L’articolo 3 è uno dei più contestati dagli oppositori e riguarda il capitolo istruzione. Il testo originario risulta più edulcorato da quello emendato: anziché «in tutte le scuole di ogni ordine e grado», la proposta uscita dalla commissione si concentra nelle «scuole secondarie» e «previo consenso informato dei genitori» oltre che «d’intesa con l’Ufficio scolastico regionale, con la Giunta esecutiva della Consulta provinciale degli studenti e con il Forum regionale delle associazioni dei genitori della scuola» per la promozione da parte della Regione di «percorsi per l’informazione e la sensibilizzazione sull’affettività, sull’orientamento sessuale e sull’identità di genere finalizzati alla prevenzione dei fenomeni discriminatori». Nei commi successivi, poi si stabilisce come i corsi di formazione del personale scolastico e i seminari di informazione dei genitori su questi temi debbano attivarsi in collaborazione con «il personale dei servizi pubblici socio-educativi, scolastici e socio-sanitari».

L’articolo 4 riguarda la responsabilità sociale delle imprese, richiamando la sensibilizzazione delle grandi aziende e le associazioni di categoria ad applicare la prevenzione delle discriminazioni, mentre l’articolo 5 impegna la Regione a farla applicare tra i propri dipendenti.

In materia di salute e prestazioni sanitarie (articolo 6) un altro passaggio chiave: al comma 2 si stabilisce che «chiunque abbia raggiunto la maggiore età può designare una persona che abbia accesso alle strutture per ogni esigenza assistenziale e affettiva del designante e alla quale gli operatori devono riferirsi per tutte le comunicazioni relative al suo stato di salute». Salta cioè il vincolo di parentela.
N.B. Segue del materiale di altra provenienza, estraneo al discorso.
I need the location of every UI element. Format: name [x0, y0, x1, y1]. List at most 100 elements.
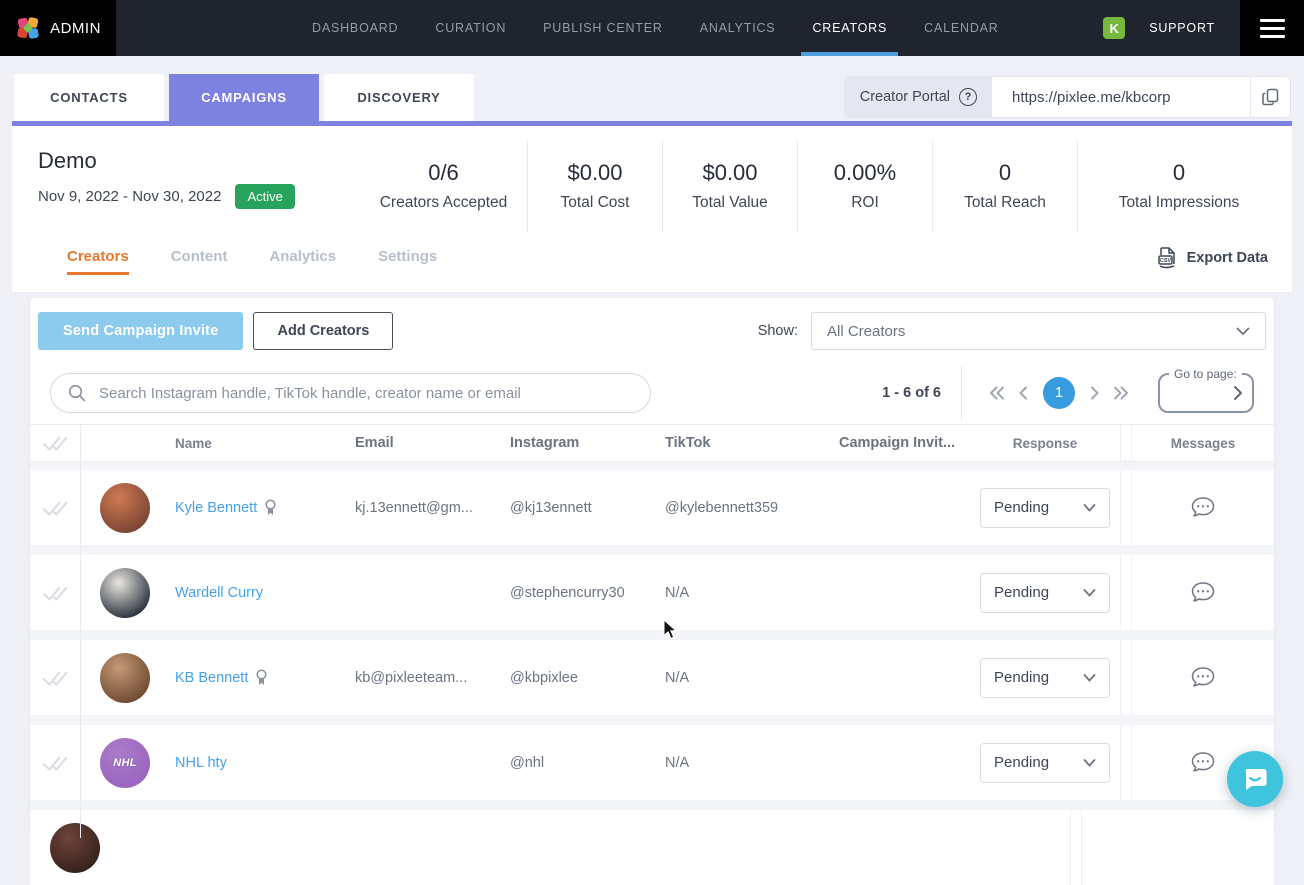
stat-label: ROI: [851, 194, 879, 212]
campaign-date-range: Nov 9, 2022 - Nov 30, 2022: [38, 188, 221, 205]
first-page-button[interactable]: [984, 377, 1010, 409]
row-checkbox[interactable]: [30, 583, 80, 603]
response-select[interactable]: Pending: [980, 488, 1110, 528]
portal-tab[interactable]: CAMPAIGNS: [169, 74, 319, 121]
header-messages: Messages: [1132, 436, 1274, 451]
table-rows: Kyle Bennett kj.13ennett@gm... @kj13enne…: [30, 462, 1274, 885]
portal-tab[interactable]: DISCOVERY: [324, 74, 474, 121]
creator-name-link[interactable]: Kyle Bennett: [175, 500, 257, 516]
stat-label: Total Value: [692, 194, 768, 212]
chat-widget-button[interactable]: [1227, 751, 1283, 807]
nav-item[interactable]: CURATION: [435, 0, 506, 56]
creator-instagram: @stephencurry30: [510, 585, 665, 601]
creator-avatar[interactable]: [50, 823, 100, 873]
copy-icon: [1262, 88, 1280, 106]
portal-tab[interactable]: CONTACTS: [14, 74, 164, 121]
support-link[interactable]: SUPPORT: [1149, 21, 1215, 35]
next-page-button[interactable]: [1082, 377, 1108, 409]
creator-avatar[interactable]: [100, 483, 150, 533]
campaign-stats: 0/6 Creators Accepted $0.00 Total Cost $…: [360, 140, 1280, 232]
hamburger-menu-icon[interactable]: [1240, 0, 1304, 56]
chat-bubble-icon: [1190, 666, 1216, 689]
header-email: Email: [355, 435, 510, 451]
search-input[interactable]: [99, 385, 633, 402]
add-creators-button[interactable]: Add Creators: [253, 312, 393, 350]
stat-value: 0.00%: [834, 160, 896, 186]
creator-tiktok: N/A: [665, 755, 820, 771]
campaign-subtab[interactable]: Analytics: [257, 240, 348, 283]
message-creator-button[interactable]: [1190, 751, 1216, 774]
stat-item: 0.00% ROI: [797, 140, 932, 232]
search-pagination-row: 1 - 6 of 6 1 Go to page:: [50, 370, 1254, 416]
copy-url-button[interactable]: [1250, 77, 1290, 117]
stat-value: 0: [999, 160, 1011, 186]
creator-avatar[interactable]: NHL: [100, 738, 150, 788]
main-nav-items: DASHBOARD CURATION PUBLISH CENTER ANALYTICS…: [312, 0, 999, 56]
stat-value: 0: [1173, 160, 1185, 186]
column-divider: [1120, 470, 1132, 545]
prev-page-button[interactable]: [1010, 377, 1036, 409]
help-icon[interactable]: ?: [959, 88, 977, 106]
user-avatar[interactable]: K: [1103, 17, 1125, 39]
search-box[interactable]: [50, 373, 651, 413]
nav-item[interactable]: DASHBOARD: [312, 0, 398, 56]
creator-name-link[interactable]: NHL hty: [175, 755, 227, 771]
stat-value: 0/6: [428, 160, 459, 186]
creator-avatar[interactable]: [100, 653, 150, 703]
campaign-subtab[interactable]: Settings: [366, 240, 449, 283]
chevron-down-icon: [1083, 674, 1096, 682]
message-creator-button[interactable]: [1190, 496, 1216, 519]
creator-tiktok: @kylebennett359: [665, 500, 820, 516]
creator-avatar[interactable]: [100, 568, 150, 618]
nav-item[interactable]: CALENDAR: [924, 0, 998, 56]
campaign-subtab[interactable]: Creators: [55, 240, 141, 283]
header-name: Name: [175, 436, 355, 451]
export-data-button[interactable]: CSV Export Data: [1156, 246, 1268, 270]
message-creator-button[interactable]: [1190, 666, 1216, 689]
portal-tabs: CONTACTSCAMPAIGNSDISCOVERY: [14, 74, 474, 121]
row-checkbox[interactable]: [30, 498, 80, 518]
row-checkbox[interactable]: [30, 753, 80, 773]
last-page-button[interactable]: [1108, 377, 1134, 409]
app-logo[interactable]: ADMIN: [0, 0, 116, 56]
select-all-checkbox[interactable]: [30, 433, 80, 453]
campaign-subtab[interactable]: Content: [159, 240, 240, 283]
response-select[interactable]: Pending: [980, 743, 1110, 783]
stat-label: Total Reach: [964, 194, 1046, 212]
show-filter-select[interactable]: All Creators: [811, 312, 1266, 350]
avatar-label: NHL: [113, 757, 137, 769]
header-instagram: Instagram: [510, 435, 665, 451]
creator-row: Kyle Bennett kj.13ennett@gm... @kj13enne…: [30, 470, 1274, 545]
send-campaign-invite-button[interactable]: Send Campaign Invite: [38, 312, 243, 350]
stat-item: 0 Total Reach: [932, 140, 1077, 232]
message-creator-button[interactable]: [1190, 581, 1216, 604]
current-page-button[interactable]: 1: [1043, 377, 1075, 409]
admin-logo-label: ADMIN: [50, 20, 101, 37]
creator-name-link[interactable]: KB Bennett: [175, 670, 248, 686]
stat-item: 0 Total Impressions: [1077, 140, 1280, 232]
campaign-subtabs: Creators Content Analytics Settings: [55, 240, 449, 283]
creator-name-link[interactable]: Wardell Curry: [175, 585, 263, 601]
nav-item[interactable]: CREATORS: [812, 0, 887, 56]
goto-page-input[interactable]: [1170, 385, 1228, 401]
creator-instagram: @kbpixlee: [510, 670, 665, 686]
chevron-down-icon: [1236, 327, 1250, 336]
creator-instagram: @nhl: [510, 755, 665, 771]
chat-bubble-icon: [1190, 751, 1216, 774]
goto-page-submit[interactable]: [1233, 385, 1243, 401]
response-select[interactable]: Pending: [980, 658, 1110, 698]
creator-row: [30, 810, 1274, 885]
creators-panel: Send Campaign Invite Add Creators Show: …: [30, 298, 1274, 838]
show-label: Show:: [758, 323, 798, 339]
chevron-down-icon: [1083, 589, 1096, 597]
stat-value: $0.00: [702, 160, 757, 186]
creator-portal-url[interactable]: https://pixlee.me/kbcorp: [992, 77, 1250, 117]
nav-item[interactable]: ANALYTICS: [700, 0, 776, 56]
nav-item[interactable]: PUBLISH CENTER: [543, 0, 663, 56]
creator-email: kb@pixleeteam...: [355, 670, 510, 686]
ambassador-badge-icon: [264, 499, 277, 516]
column-divider: [1070, 810, 1082, 885]
svg-text:CSV: CSV: [1159, 258, 1171, 264]
row-checkbox[interactable]: [30, 668, 80, 688]
response-select[interactable]: Pending: [980, 573, 1110, 613]
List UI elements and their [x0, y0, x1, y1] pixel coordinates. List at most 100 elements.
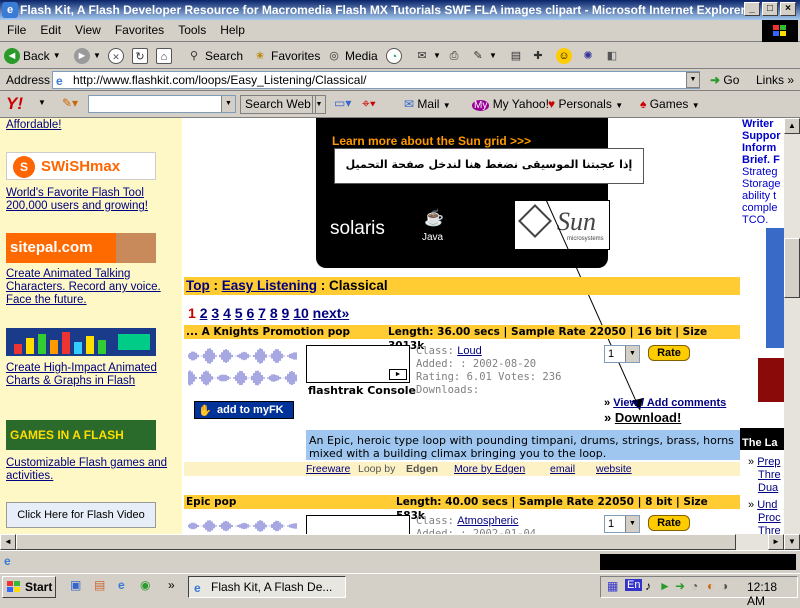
- maximize-button[interactable]: □: [762, 2, 778, 16]
- charts-banner[interactable]: [6, 328, 156, 356]
- show-desktop-icon[interactable]: ▣: [70, 578, 81, 592]
- word-icon[interactable]: ▤: [94, 578, 105, 592]
- stop-button[interactable]: ✕: [108, 46, 124, 66]
- media-button[interactable]: ◎ Media: [326, 46, 378, 66]
- scroll-up-arrow[interactable]: ▲: [784, 118, 800, 134]
- dropdown-arrow-icon[interactable]: ▼: [312, 95, 326, 114]
- breadcrumb-top-link[interactable]: Top: [186, 278, 210, 293]
- loop1-rate-button[interactable]: Rate: [648, 345, 690, 361]
- latest-link[interactable]: Dua: [758, 482, 778, 494]
- chevron-right-icon[interactable]: »: [168, 578, 175, 592]
- personals-button[interactable]: ♥ Personals ▼: [548, 97, 623, 111]
- yahoo-search-input[interactable]: ▼: [88, 95, 236, 113]
- dropdown-arrow-icon[interactable]: ▼: [221, 96, 235, 112]
- address-dropdown-arrow[interactable]: ▼: [686, 72, 700, 88]
- close-button[interactable]: ×: [780, 2, 796, 16]
- layout-icon[interactable]: ▭▾: [334, 96, 351, 110]
- play-tray-icon[interactable]: ►: [659, 579, 671, 593]
- play-icon[interactable]: ►: [389, 369, 407, 380]
- more-by-link[interactable]: More by Edgen: [454, 462, 525, 476]
- games-button[interactable]: ♠ Games ▼: [640, 97, 700, 111]
- email-link[interactable]: email: [550, 462, 575, 476]
- latest-link[interactable]: Prep: [757, 456, 780, 468]
- download-link[interactable]: Download!: [615, 410, 681, 425]
- right-ad-image[interactable]: [766, 228, 784, 348]
- charts-link[interactable]: Create High-Impact Animated Charts & Gra…: [6, 362, 178, 388]
- home-button[interactable]: ⌂: [156, 46, 172, 66]
- page-link-3[interactable]: 3: [211, 305, 219, 321]
- edit-button[interactable]: ✎ ▼: [470, 46, 497, 66]
- ie-quicklaunch-icon[interactable]: e: [118, 578, 125, 592]
- yahoo-logo[interactable]: Y!: [6, 94, 23, 114]
- sitepal-link[interactable]: Create Animated Talking Characters. Reco…: [6, 268, 178, 307]
- flash-video-button[interactable]: Click Here for Flash Video: [6, 502, 156, 528]
- mail-button[interactable]: ✉ ▼: [414, 46, 441, 66]
- back-button[interactable]: ◄ Back ▼: [4, 46, 61, 66]
- sitepal-banner[interactable]: sitepal.com: [6, 233, 156, 263]
- go-button[interactable]: ➜ Go: [710, 73, 739, 87]
- network-icon[interactable]: ▦: [607, 579, 618, 593]
- history-button[interactable]: ◔: [386, 46, 402, 66]
- loop1-class-link[interactable]: Loud: [457, 345, 481, 357]
- page-link-8[interactable]: 8: [270, 305, 278, 321]
- menu-favorites[interactable]: Favorites: [108, 20, 171, 40]
- settings-button[interactable]: ✺: [580, 46, 596, 66]
- media-quicklaunch-icon[interactable]: ◉: [140, 578, 150, 592]
- loop2-rating-select[interactable]: 1 ▼: [604, 515, 640, 533]
- scroll-left-arrow[interactable]: ◄: [0, 534, 16, 550]
- start-button[interactable]: Start: [2, 576, 56, 598]
- messenger-button[interactable]: ☺: [556, 46, 572, 66]
- minimize-button[interactable]: _: [744, 2, 760, 16]
- language-indicator[interactable]: En: [625, 579, 643, 591]
- page-link-7[interactable]: 7: [258, 305, 266, 321]
- page-link-9[interactable]: 9: [282, 305, 290, 321]
- latest-link[interactable]: Thre: [758, 469, 781, 481]
- forward-button[interactable]: ► ▼: [74, 46, 101, 66]
- loop1-rating-select[interactable]: 1 ▼: [604, 345, 640, 363]
- breadcrumb-easy-listening-link[interactable]: Easy Listening: [222, 278, 317, 293]
- refresh-button[interactable]: ↻: [132, 46, 148, 66]
- loop2-class-link[interactable]: Atmospheric: [457, 515, 518, 527]
- scroll-right-arrow[interactable]: ►: [768, 534, 784, 550]
- swish-link[interactable]: World's Favorite Flash Tool 200,000 user…: [6, 187, 178, 213]
- menu-edit[interactable]: Edit: [33, 20, 68, 40]
- extra-button[interactable]: ◧: [604, 46, 620, 66]
- latest-link[interactable]: Proc: [758, 512, 781, 524]
- crosshair-icon[interactable]: ⌖▾: [362, 95, 376, 112]
- search-button[interactable]: ⚲ Search: [186, 46, 243, 66]
- links-button[interactable]: Links »: [756, 73, 794, 87]
- affordable-link[interactable]: Affordable!: [6, 119, 178, 132]
- page-link-2[interactable]: 2: [200, 305, 208, 321]
- view-comments-link[interactable]: View / Add comments: [613, 397, 726, 409]
- website-link[interactable]: website: [596, 462, 632, 476]
- add-to-myfk-button[interactable]: ✋ add to myFK: [194, 401, 294, 419]
- scroll-down-arrow[interactable]: ▼: [784, 534, 800, 550]
- menu-tools[interactable]: Tools: [171, 20, 213, 40]
- horizontal-scrollbar[interactable]: ◄ ►: [0, 534, 784, 550]
- research-button[interactable]: ✚: [530, 46, 546, 66]
- clock[interactable]: 12:18 AM: [747, 580, 797, 608]
- games-link[interactable]: Customizable Flash games and activities.: [6, 457, 178, 483]
- search-web-button[interactable]: Search Web: [240, 95, 316, 114]
- vertical-scroll-thumb[interactable]: [784, 238, 800, 298]
- loop2-rate-button[interactable]: Rate: [648, 515, 690, 531]
- page-link-10[interactable]: 10: [293, 305, 309, 321]
- my-yahoo-button[interactable]: My My Yahoo!: [472, 97, 549, 111]
- tray-icon[interactable]: ◑: [721, 579, 728, 593]
- taskbar-ie-window[interactable]: e Flash Kit, A Flash De...: [188, 576, 346, 598]
- menu-view[interactable]: View: [68, 20, 108, 40]
- address-input[interactable]: e http://www.flashkit.com/loops/Easy_Lis…: [52, 71, 700, 89]
- next-page-link[interactable]: next»: [313, 305, 350, 321]
- yahoo-mail-button[interactable]: ✉ Mail ▼: [404, 97, 451, 111]
- speaker-icon[interactable]: ♪: [645, 579, 651, 593]
- swish-logo[interactable]: S SWiSHmax: [6, 152, 156, 180]
- menu-file[interactable]: File: [0, 20, 33, 40]
- right-ad-text[interactable]: Writer Suppor Inform Brief. F Strateg St…: [742, 118, 781, 226]
- loop1-player[interactable]: ►: [306, 345, 410, 383]
- discuss-button[interactable]: ▤: [508, 46, 524, 66]
- tray-icon[interactable]: ◐: [707, 579, 714, 593]
- page-link-6[interactable]: 6: [246, 305, 254, 321]
- games-banner[interactable]: GAMES IN A FLASH: [6, 420, 156, 450]
- page-link-5[interactable]: 5: [235, 305, 243, 321]
- page-link-4[interactable]: 4: [223, 305, 231, 321]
Sempre in materia di sanità, l’articolo 7 impegna le Aziende sanitarie locali a «rimuovere gli ostacoli alla libertà di scelta e di espressione delle persone riguardo al proprio orientamento sessuale o alla propria identità di genere» e promuove il sostegno ai genitori «per aiutarli ad esercitare i compiti di cura e di educazione nel rispetto dei figli, soprattutto minori, alla tutela del proprio orientamento sessuale e della propria identità di genere».

Saltato il finanziamento degli interventi e la collaborazione con associazioni private, l’articolo 8 promuove, invece, eventi culturali che divulghino la «non discriminazione». Quello successivo (articolo 9)mira a rimuovere le barriere nell’accesso ai servizi pubblici e privati, mentre l’articolo 10 si occupa del sostegno alle vittime di atti di violenza determinati dall’orientamento sessuale o dall’identità di genere «mediante l’utilizzo di personale adeguatamente qualificato» e «l’attivazione di centri di ascolto». Con l’articolo 11 poi si istituisce l’Osservatorio regionale sulle discriminazioni e le violenze determinate dall’orientamento sessuale o dall’identità di genere, composto da un delegato del presidente della giunta regionale, sei rappresentanti delle associazioni iscritte nel registro regionale che operano in materia di discriminazioni, tre delle associazioni delle famiglie e due esperti nelle tematiche. Infine, l’articolo 12 prevede un monitoraggio da parte del Corecom di eventuali contenuti discriminatori nella programmazione televisiva e radiofonica regionale, nonché della produzione pubblicitaria. Gli ultimi due articoli sono sulla norma finanziaria e la clausola valutativa.